As redes sociais constituem espaço exímio do jornalismo e da publicidade, revolucionando o modo de se comunicar e de fazer política.
Por Rafael Buarque Montenegro
Com um sorriso no rosto, foi assim que Rui Dantas nos recebeu após o término do primeiro dia de programação #ECOM - Encontro de Comunicação e Mídia da CESREI, realizado no Centro de Extensão José Farias da Nóbrega da Universidade Federal de Campina Grande.
Simpático e atencioso, mesmo com a hora avançada, Rui conversou conosco, sem pressa, e durante dez minutos de conversa, passeamos pelo mundo da publicidade política, do jornalismo e da reconfiguração dessas práticas pelas redes sociais tão presente na contemporaneidade.
Em sua palestra “A imagem da Política Contemporânea”, Rui Dantas abordou a questão atualíssima do “boom” das redes sociais. Dados de agosto de 2011, mais de 80% dos usuários de internet no Brasil têm seus perfis em redes sociais. Isso gera um novo mercado publicitário com um potencial altíssimo, tanto para o marketing comercial, quanto para o marketing político.
Abordando as estratégias vitoriosas da I2Inteligência em campanhas publicitárias, ele mostrou a necessidade dos meios jornalísticos e publicitários estarem conectados e interligados com as novas mídias.
Na nossa conversa, Rui pode abordar alguns temas específicos do jornalismo e de nossas práticas políticas atuais. Confira abaixo entrevista na íntegra.
Coletiva: Você acha que existe o culto ao negativo (violência, corrupção, miséria, etc.) na nossa cultura midiática?
Rui Dantas: Existe sim. Infelizmente, o silêncio (entenda qualidade) é caro. Um bom restaurante, silencioso, é caro. Um belo espetáculo, ambiente silencioso, é caro. A violência, em minha opinião, existe por causa do sistema. O sistema se beneficia da violência. E os meios de comunicação também. O que vende hoje na mídia? Os programas policiais hoje têm uma grande audiência por quê? Porque vendem a desgraça. E as pessoas vão se acostumando com isso. Infelizmente as pessoas não gostam daquilo que não conhecem, música erudita, por exemplo. Elas escutam o forró de plástico, porque não conhecem algo melhor, não tem outra opção.
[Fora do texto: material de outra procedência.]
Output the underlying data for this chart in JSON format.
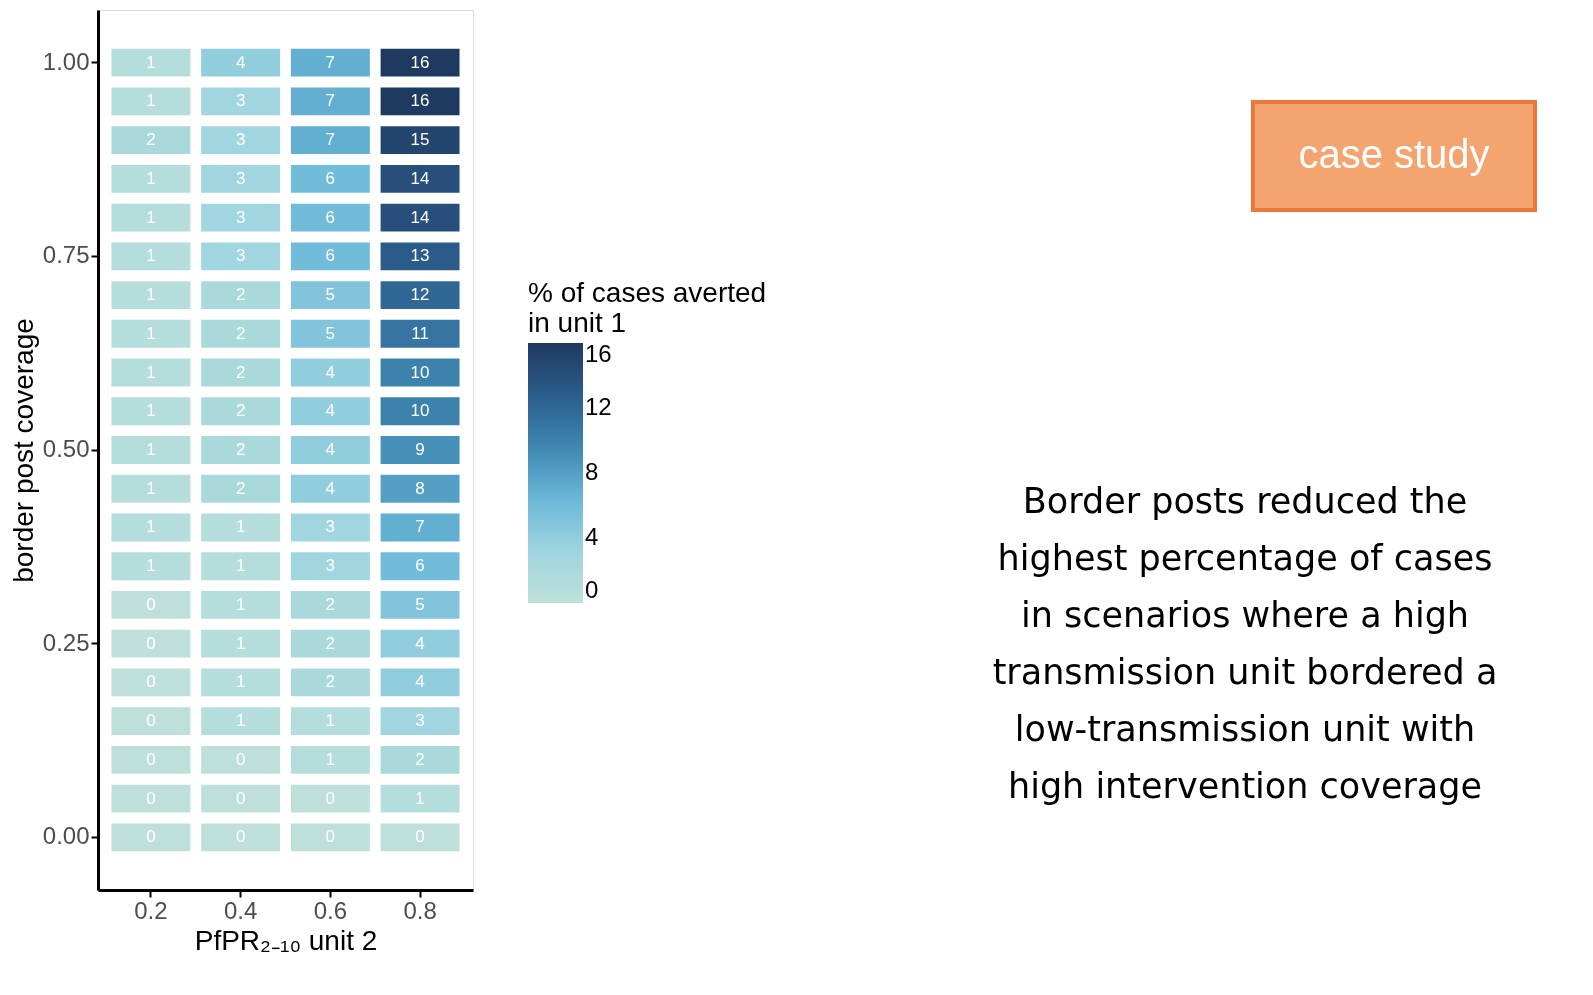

Coletiva: O que pode ser feito, como jornalista, para transformar este cenário?
Rui Dantas: Não se deve pensar como jornalista, mas como cidadão. Todos nós somos jornalistas em potencial, formadores de opinião em potencial. As redes sociais trouxeram isso. Todos têm acesso à informação e se tornam emissores. Eu, você, a empregada doméstica, o professor, o advogado, todos nós podemos produzir mudança. Agora, geralmente, como em toda revolução, o processo é lento. Tem que ser pensado primeiro, para depois podermos melhorar.
Coletiva: Como gestor de imagem, como é possível transformar uma imagem negativa e generalizada (“todo político é corrupto”) em algo positivo, diante de uma mídia que produz notícias por encomenda, muitas vezes sem provas?
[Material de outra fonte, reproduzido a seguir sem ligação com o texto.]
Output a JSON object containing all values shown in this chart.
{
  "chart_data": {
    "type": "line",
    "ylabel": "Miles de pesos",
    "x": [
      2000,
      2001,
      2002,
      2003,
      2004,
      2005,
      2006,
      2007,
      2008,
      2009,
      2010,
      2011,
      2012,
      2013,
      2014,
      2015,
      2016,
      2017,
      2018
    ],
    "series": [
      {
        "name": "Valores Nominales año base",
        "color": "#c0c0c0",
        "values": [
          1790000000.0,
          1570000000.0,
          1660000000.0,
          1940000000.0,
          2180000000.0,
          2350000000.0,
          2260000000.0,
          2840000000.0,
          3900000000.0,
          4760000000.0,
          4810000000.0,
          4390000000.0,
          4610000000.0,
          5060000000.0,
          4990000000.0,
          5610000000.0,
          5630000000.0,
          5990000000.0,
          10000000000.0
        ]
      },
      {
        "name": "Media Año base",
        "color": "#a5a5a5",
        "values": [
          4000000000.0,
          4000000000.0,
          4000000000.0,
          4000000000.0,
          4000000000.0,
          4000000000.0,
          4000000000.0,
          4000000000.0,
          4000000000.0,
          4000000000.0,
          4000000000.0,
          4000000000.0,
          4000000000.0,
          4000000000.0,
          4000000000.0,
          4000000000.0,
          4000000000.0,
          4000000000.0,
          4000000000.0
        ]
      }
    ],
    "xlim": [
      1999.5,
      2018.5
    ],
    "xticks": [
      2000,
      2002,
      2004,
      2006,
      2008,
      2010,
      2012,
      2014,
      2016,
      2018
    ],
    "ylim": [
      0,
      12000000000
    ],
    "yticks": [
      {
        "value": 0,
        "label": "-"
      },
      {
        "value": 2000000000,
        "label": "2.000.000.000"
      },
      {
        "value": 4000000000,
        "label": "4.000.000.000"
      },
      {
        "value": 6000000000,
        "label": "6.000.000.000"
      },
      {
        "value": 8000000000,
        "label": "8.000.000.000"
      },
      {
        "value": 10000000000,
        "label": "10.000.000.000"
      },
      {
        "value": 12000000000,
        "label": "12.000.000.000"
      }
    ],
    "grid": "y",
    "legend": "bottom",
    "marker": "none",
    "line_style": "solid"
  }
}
Rui Dantas: Toda esta batalha, da disputa eleitoral, é travada no inconsciente coletivo, na mente das pessoas. Qual é o segredo? Eu costumo dizer que quem faz uma gestão de imagem muito boa é a mulher. Se ela é bonita e a perna é bonita ela expõe, se não é tão bonita assim ela encobre. A mesma coisa é com o político. Como a batalha é travada na cabeça do eleitor, você diminui a exposição de temas que não sejam tão interessantes e amplia aquilo que é interessante, que é bom. É tudo uma questão de estratégia.
Coletiva: Qual o maior desafio para a publicidade política, nesta transição do palanque às redes sociais, onde tudo é móvel, e o acesso à informação está cada vez mais fácil?
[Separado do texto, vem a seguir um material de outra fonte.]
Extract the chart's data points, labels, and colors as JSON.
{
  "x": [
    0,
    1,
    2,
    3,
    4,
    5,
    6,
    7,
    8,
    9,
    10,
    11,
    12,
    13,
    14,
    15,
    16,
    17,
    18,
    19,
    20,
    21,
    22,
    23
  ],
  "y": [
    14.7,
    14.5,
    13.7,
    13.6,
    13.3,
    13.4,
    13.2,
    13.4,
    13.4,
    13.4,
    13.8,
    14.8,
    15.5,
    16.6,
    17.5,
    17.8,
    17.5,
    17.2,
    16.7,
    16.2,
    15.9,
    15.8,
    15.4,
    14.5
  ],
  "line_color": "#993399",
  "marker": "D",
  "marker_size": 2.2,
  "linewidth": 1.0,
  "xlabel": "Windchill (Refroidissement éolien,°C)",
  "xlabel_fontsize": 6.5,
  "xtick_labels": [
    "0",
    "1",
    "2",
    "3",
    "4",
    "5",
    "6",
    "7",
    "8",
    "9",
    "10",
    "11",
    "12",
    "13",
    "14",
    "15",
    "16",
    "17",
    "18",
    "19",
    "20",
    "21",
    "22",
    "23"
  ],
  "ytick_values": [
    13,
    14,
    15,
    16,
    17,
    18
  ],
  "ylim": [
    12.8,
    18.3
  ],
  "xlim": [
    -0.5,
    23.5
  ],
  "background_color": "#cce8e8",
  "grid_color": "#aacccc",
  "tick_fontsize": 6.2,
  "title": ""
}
Rui Dantas: O desafio? O maior desafio é estar atento para tantas plataformas, ter o discernimento para saber qual a plataforma que deve ser utilizada, em que nível, e de que forma. Este é o grande segredo. Ora você vai precisar das redes sociais, ora da comunicação via assessoria de imprensa, ora do contato com o povo. Um candidato que tem falta de conhecimento da opinião pública, candidato novo, ele tem de estar em todas as plataformas. Tudo isto é interligado. Por exemplo, um candidato que está sendo investigado, diante de um escândalo, ele não deve recorrer à coletiva de imprensa, é um erro crasso. Ele deve usar outra plataforma, uma nota, ou no Twitter, ou um vídeo em um canal do Youtube. Depende muito da circunstância. Infelizmente vivemos na era do escândalo. Vale citar aqui um ditado de nossas avós: “Em boca fechada não entra mosca”. Quanto mais se analisar caso a caso, menos serão os erros.